Besides the nightmare of not knowing if I’ll have money, things in my new school are running pretty smoothly. My left side driving gets better everyday and I’m no longer using the windshield wiper as the blinker. I noticed my self leaning on the middle counsel the other day and that’s when I knew I was getting comfortable.
February 18th, 2017
It’s Saturday and I have officially completed my first week in my new school. I started today with sleeping in (8:00 a.m.) and then I got up and headed to the library to spend the day reviewing the weeks material. Luckily, the class material so far hasn’t been challenging. Some of the things I covered in undergrad in two weeks was in a 50 minutes lecture. I’m thankful for taking extra time doing an additional pre-med program.

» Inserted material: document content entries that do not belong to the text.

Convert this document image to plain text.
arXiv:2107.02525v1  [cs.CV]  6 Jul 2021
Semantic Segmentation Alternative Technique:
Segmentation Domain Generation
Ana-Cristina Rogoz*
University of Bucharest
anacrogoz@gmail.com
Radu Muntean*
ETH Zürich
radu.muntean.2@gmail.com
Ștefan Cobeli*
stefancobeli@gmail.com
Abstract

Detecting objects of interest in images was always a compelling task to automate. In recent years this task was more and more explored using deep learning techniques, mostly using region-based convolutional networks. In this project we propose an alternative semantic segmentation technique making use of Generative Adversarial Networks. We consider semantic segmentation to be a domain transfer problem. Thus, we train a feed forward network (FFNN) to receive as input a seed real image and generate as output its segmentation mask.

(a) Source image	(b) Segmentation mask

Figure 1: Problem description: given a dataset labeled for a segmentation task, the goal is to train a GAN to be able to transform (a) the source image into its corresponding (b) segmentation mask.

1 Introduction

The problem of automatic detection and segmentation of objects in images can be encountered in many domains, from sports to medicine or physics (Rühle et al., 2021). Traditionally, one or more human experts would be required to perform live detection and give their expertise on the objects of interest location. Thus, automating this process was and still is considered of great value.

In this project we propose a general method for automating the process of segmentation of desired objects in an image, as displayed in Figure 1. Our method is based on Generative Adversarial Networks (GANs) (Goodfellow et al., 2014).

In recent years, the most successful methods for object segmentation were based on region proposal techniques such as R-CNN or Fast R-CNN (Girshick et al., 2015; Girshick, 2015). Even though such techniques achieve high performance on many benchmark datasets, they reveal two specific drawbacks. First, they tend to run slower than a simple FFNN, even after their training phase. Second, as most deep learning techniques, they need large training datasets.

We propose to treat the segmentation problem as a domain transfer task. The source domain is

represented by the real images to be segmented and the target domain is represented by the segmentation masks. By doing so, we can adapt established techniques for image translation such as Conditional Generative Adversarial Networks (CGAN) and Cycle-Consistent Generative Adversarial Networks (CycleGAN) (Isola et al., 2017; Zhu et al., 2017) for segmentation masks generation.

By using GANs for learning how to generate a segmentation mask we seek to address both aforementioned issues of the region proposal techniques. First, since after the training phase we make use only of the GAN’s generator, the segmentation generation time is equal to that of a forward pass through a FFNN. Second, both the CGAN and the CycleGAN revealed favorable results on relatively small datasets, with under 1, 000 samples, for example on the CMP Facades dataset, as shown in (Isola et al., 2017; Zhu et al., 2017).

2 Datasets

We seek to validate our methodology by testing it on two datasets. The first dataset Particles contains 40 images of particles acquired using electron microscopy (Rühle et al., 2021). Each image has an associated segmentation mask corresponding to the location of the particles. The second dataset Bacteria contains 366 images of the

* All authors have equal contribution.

Back to this financial aid issue. Four days later and still no answers. I’m about 2 more “we don’t know” responses to snapping. I’m trying to be patient and professional but I really feel like this FA department is trying me. I will give them until Monday to get it together until I change my tone.
The problem is a large portion of the prior class last term had to repeat their first semester and that raised red flags with the United States Department of Education for financial aid. I’m not sure of the details but it doesn’t look good. I pray they are able to work things out and get it together. Now the school is trying to make every effort to do everything right. In the mean time, many students are left in limbo.
Why do so many students have to repeat?
Repeating the first semester is extremely common in all Caribbean medical schools. I saw it first hand at SGU and I know it happens at Ross and AUC. In my opinion, most students from the United States that end up in a Caribbean school have a weaker pre-medical foundation upon starting their first semester. Caribbean schools are second chance schools for people like me who really want to follow their dream.
Students tend to have lower GPAs, lower MCAT scores, have been out of school for a while, and/or don’t have a science back ground. So when students get accepted into a Caribbean school and then start the heavy course load it becomes overwhelming. Many schools have bridge programs that will prepare them for the first semester. However, not every student goes through a program. I was lucky enough to complete a bridge program and I pray it helps me at my new school.
Bridge programs are designed to help you succeed in medical school. In my situation, I graduated with a degree in finance, worked for 10 years, and then came back to school. My back ground was not science. Also, my GPA was not 3.75 because I didn’t care to go to medical school 10 years ago and my MCAT score was just average. Plus I’m older. I NEEDED a bridge.
Unfortunately, many people fail because they treat medical school here like undergrad. It’s not the same. If anything, Caribbean schools are waaaaayyyyy harder because now you have to prove yourself to make it back for a chance at a residency in the United States. We work hard. I see kids partying and I think to myself, they are on an expensive vacation.
This year I set a few goals for myself. Although I have not been perfect, I can honestly say that I did a good job this week with sticking to my plan.
- I have been keeping up with my daily devotional
- I worked out 4/7 days this week
- My diet has not been terrible
- I stuck to my schedule 80% of the time and I’m sleeping
- I’ve been blogging more
I have not started vlogging yet. Hopefully, I can build up enough courage to get that together. There’s always room for improvement and hopefully I can stay on track.
Striving to make practical changes for healthier lifestyle.